Thursday, November 11, 2010

The Lebanese Sexual Revolution: Work in Progress

Joseph El-Khoury


In her Nowlebanon article ‘Dangerous Liaisons: Lebanon’s culture of adultery’ Aline Sara seems to hint at some social phenomenon unique to Lebanon. This is in line with the conviction that many Lebanese hold in the uniqueness of their country in both positive and negative terms. Adultery is most likely to be as old as marriage itself and as ubiquitous. The visibility of the act and the consequences attached to will vary between cultures and within cultures, depending on the social or religious context. What many agree on is that post civil war a particular section of the Lebanese population has ceased to treat the issue as taboo. In contrast to neighbouring Arab countries, adultery has become a casual topic in stand-up comedy shows (chansonniers) and a subject of open conversation in trendy salons. This new state of affairs does not extend to the majority of the Lebanese but is most likely limited to the elite that dominate the cultural and financial landscape, occasionally dragging those who operate on its periphery. These ‘westernised’ elites have tended to acquire what they consider to be Western habits without necessarily accepting the wider context. One cannot speak of the evolution in sexual behaviour in Europe and the rest of the Western world without referring to 1968 and the social revolution that shook the establishment and challenged the moral order inherited from the 19th Century. Sexual liberation was only part of the picture and a natural consequence to the rise of the Individual whose priority is to satisfy his basic needs, whether through consumerism or the constant seeking of pleasure (Which in its extreme form was labelled the Sex, drugs and Rock’n Roll lifestyle). In parallel, long established dogmas on gender, class and race were also challenged shaping the way to the postmodern world we currently live in.

Now going back to the Lebanese. Most seem to have remembered from that era the Bellbottoms trousers and mini-skirts, while others briefly dabbled in drugs and/or progressive ideologies only to quickly revert to the most conservative of attitudes personally and politically once the streets had been taken over by gunmen in 1975. The rest of the 70s and 80s were spent surviving rather than in self-actualisation and self-discovery (refer to Maslow’s hierarchy of needs).
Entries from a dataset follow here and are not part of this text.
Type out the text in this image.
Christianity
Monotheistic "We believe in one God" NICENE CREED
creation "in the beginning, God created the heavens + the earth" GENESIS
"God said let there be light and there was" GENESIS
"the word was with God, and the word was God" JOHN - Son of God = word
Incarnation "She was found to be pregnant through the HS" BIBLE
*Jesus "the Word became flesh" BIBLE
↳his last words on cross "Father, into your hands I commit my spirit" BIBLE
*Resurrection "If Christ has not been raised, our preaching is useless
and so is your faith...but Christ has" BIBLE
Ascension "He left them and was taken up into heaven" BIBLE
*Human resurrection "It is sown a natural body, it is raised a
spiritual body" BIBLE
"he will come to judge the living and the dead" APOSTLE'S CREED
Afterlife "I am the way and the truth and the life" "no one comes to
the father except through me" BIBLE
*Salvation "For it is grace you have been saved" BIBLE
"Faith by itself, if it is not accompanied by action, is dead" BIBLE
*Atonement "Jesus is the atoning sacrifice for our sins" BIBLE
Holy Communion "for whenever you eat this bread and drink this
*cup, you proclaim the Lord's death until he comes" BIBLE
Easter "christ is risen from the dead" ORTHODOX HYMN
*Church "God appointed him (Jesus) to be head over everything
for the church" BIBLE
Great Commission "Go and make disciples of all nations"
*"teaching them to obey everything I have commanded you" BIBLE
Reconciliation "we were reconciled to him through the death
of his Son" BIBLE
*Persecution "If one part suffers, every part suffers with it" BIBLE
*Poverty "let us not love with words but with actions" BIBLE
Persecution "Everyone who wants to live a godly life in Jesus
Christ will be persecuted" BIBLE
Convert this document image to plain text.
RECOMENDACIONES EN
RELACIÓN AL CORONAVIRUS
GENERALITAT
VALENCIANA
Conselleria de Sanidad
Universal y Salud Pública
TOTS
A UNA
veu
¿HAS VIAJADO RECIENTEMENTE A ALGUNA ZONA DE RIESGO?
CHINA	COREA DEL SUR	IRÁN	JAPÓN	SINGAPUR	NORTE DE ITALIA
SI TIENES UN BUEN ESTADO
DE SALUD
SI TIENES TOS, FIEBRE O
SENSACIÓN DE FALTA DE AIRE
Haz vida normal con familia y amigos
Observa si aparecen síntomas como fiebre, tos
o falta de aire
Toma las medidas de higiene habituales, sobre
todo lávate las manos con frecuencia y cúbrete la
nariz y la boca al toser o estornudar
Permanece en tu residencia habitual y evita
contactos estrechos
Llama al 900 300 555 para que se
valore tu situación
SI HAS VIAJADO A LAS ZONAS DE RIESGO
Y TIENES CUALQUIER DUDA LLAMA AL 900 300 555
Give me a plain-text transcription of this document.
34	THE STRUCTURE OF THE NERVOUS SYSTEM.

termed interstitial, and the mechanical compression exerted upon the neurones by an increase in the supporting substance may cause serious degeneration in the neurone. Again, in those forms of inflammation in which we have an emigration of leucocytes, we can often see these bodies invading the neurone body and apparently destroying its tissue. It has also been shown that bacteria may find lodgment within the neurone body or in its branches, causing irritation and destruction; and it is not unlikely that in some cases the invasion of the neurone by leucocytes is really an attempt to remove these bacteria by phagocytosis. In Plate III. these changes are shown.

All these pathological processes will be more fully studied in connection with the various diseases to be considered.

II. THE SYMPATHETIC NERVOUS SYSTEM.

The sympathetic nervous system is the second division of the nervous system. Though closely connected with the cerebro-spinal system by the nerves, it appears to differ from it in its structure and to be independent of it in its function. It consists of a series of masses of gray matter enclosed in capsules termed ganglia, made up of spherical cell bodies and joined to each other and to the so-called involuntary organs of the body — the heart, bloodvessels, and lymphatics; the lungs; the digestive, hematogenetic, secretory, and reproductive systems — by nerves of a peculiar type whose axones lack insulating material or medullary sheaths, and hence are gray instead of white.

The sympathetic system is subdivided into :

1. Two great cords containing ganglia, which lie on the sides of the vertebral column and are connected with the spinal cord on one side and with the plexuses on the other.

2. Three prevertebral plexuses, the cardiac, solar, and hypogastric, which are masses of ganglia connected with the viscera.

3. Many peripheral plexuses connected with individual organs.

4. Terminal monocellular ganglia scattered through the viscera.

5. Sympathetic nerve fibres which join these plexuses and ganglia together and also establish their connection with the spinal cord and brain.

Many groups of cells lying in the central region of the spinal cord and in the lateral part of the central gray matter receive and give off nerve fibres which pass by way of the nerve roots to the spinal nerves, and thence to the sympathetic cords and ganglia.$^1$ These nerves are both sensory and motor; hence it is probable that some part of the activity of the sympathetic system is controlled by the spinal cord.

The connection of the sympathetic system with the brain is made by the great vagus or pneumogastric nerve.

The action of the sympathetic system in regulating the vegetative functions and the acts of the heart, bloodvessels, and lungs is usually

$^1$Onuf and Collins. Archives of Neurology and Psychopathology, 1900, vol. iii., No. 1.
This in my mind explains why the Lebanese seem to have undertaken their sexual revolution, albeit an amputated one, in the late 1990s. The loss of direction on so many other levels since 2005 and the feeling of stagnation that will invariably lead to a back to the future scenario have led to a nihilistic, short-termist approach to living and loving where hedonism features heavily. While it shares many features with the global ethos of the 1960s, this nihilistic hedonism is not liberating but auto-destructive. The people of this small disorientated nation are bound on making Love and War... while maintaining the veneer of traditional respectability.

In the article, the author further seeks the opinion of a local Psychoanalyst who claims that “Experts will tell you that presently, Europeans are increasingly returning to conventions and a traditional view of marriage, with more awareness of the damage of divorce, risks of AIDS and STDs, as well as the effects of a failed marriage on children.”

It is unclear who these experts are as the statistics on marriage in developed societies are alarming (that if you do believe that marriages are essential to a functioning civilisation) with consistently dwindling numbers over the past 40 years. In addition the latest research emphasises that the damaging effect on children is less the consequence of divorce than of  the conflict that accompanies the process, whether parents remain together or not. As a fellow professional, I would not have chosen to impose my moral views in formulating an expert opinion by misquoting research. I would argue that the problem here goes beyond marriage and adultery. The fact is that relationships in general, whether romantic or not, have been damaged in Lebanon and come to mirror the rotting political situation. This is a society  going through a painful transition with all the upheaveals involved. Nonetheless, I would invite the Lebanese to complete their sexual revolution as going back is rarely a viable option in human behaviour. Maybe something good would come out of it in breaking the psychological chains that have kept the country in a state of crisis since independence.